There is a debate over the definition of "high crimes and misdemeanors" that merit impeachment according to the U.S. Constitution, Laurence Tribe, the Harvard constitutional law professor, told a New York Law School audience Friday .

But that debate isn't relevant in the impeachment inquiry into President Donald Trump, he said.

"We're now dealing with something that so dramatically and obviously exemplifies the very heart of what a high crime and misdemeanor is that the lesson that will be taught if this president is not removed by the Senate after being impeached by the House is that nothing counts as a high crime and misdemeanor," he said.

Not impeaching Trump now, based on the information available, would mean the country no longer has the effective impeachment power that the Framers intended, Tribe said.

"The Framers of the Constitution realized that waiting until the next election wouldn't always be safe," he said, adding that the country's early leaders were particularly concerned by foreign intervention in elections and, more broadly, presidents acting toward their own benefit while in office.

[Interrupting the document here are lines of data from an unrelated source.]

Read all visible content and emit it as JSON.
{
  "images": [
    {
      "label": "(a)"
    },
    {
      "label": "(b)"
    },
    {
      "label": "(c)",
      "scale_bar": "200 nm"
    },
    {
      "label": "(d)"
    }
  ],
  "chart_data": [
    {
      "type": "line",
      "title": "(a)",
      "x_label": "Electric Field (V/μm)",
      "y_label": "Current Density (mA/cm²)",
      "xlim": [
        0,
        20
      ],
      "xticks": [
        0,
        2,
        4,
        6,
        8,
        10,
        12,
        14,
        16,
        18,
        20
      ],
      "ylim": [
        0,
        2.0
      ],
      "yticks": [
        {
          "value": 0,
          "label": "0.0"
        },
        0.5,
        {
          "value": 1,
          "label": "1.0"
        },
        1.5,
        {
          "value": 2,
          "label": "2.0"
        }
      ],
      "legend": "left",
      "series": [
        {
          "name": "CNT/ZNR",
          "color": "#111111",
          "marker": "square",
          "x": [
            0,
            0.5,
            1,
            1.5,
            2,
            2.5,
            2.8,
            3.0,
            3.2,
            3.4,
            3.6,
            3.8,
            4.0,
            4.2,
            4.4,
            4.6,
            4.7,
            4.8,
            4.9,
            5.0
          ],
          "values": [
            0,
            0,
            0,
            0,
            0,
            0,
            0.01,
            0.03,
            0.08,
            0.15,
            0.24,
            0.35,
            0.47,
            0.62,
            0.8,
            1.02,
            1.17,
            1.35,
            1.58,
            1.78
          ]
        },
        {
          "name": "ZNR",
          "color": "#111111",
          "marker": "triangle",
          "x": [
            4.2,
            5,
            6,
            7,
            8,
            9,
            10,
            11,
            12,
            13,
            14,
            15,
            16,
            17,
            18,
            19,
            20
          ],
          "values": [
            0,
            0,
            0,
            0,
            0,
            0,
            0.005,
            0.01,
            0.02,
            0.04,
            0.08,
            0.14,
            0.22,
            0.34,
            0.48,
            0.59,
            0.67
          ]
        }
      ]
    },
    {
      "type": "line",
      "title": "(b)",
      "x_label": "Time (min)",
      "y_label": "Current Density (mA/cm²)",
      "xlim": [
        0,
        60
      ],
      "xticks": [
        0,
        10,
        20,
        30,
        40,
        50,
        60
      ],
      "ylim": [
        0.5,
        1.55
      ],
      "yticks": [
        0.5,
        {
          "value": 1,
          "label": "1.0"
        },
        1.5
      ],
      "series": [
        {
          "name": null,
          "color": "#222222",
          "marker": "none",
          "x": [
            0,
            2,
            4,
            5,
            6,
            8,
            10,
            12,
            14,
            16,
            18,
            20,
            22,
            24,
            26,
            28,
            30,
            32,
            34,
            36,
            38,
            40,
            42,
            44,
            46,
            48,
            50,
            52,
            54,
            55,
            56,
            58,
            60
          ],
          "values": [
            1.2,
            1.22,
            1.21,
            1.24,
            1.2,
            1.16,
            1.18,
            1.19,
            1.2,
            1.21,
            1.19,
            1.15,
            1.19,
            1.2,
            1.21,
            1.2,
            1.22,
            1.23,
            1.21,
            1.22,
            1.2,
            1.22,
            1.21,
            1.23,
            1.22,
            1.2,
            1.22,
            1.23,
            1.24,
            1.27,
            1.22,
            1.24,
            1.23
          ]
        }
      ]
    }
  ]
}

Trump has threatened to take his impeachment to the courts, but Tribe said no court really has standing to handle the issue, especially if they're being asked to adjudicate the substance of the allegations against Trump.

He said there's some opening for a court to consider procedural issues, but even in that case, he's not sure which court would have standing.

Tribe praised the recent decision by U.S. Senior District Judge Victor Marrero of the Southern District of New York in Trump's lawsuit against the Manhattan District Attorney's Office over a grand jury subpoena for his tax returns.

Marrero dismissed the suit and criticized at length memos from the U.S. Department of Justice's Office of Legal Counsel, which the president's lawyers have cited in their arguments for presidential immunity. The memos are not the same as high court opinions, he said.

The newly approved public phase of impeachment proceedings in the U.S. House of Representatives is likely to have a significant effect on popular opinion, if former President Richard Nixon's impeachment process is any guide, Tribe said.

But comparing Nixon's situation to Trump's is like comparing "apples to apple orchards," Tribe said, so the Trump hearings should be even more dramatic.

Tribe was interviewed by Jeffrey Toobin, a CNN legal analyst who also writes for The New Yorker, as part of New York Law School's Sidney Shainwald Public Interest Lecture Series.

Before discussing impeachment, Toobin asked Tribe about his early childhood during World War II in Shanghai, where his parents had arrived after leaving Russia in the Jewish diaspora. Tribe and his mother were stateless, he said, but his father had American citizenship. The family eventually made it to the west coast of the United States, where Tribe grew up before attending Harvard.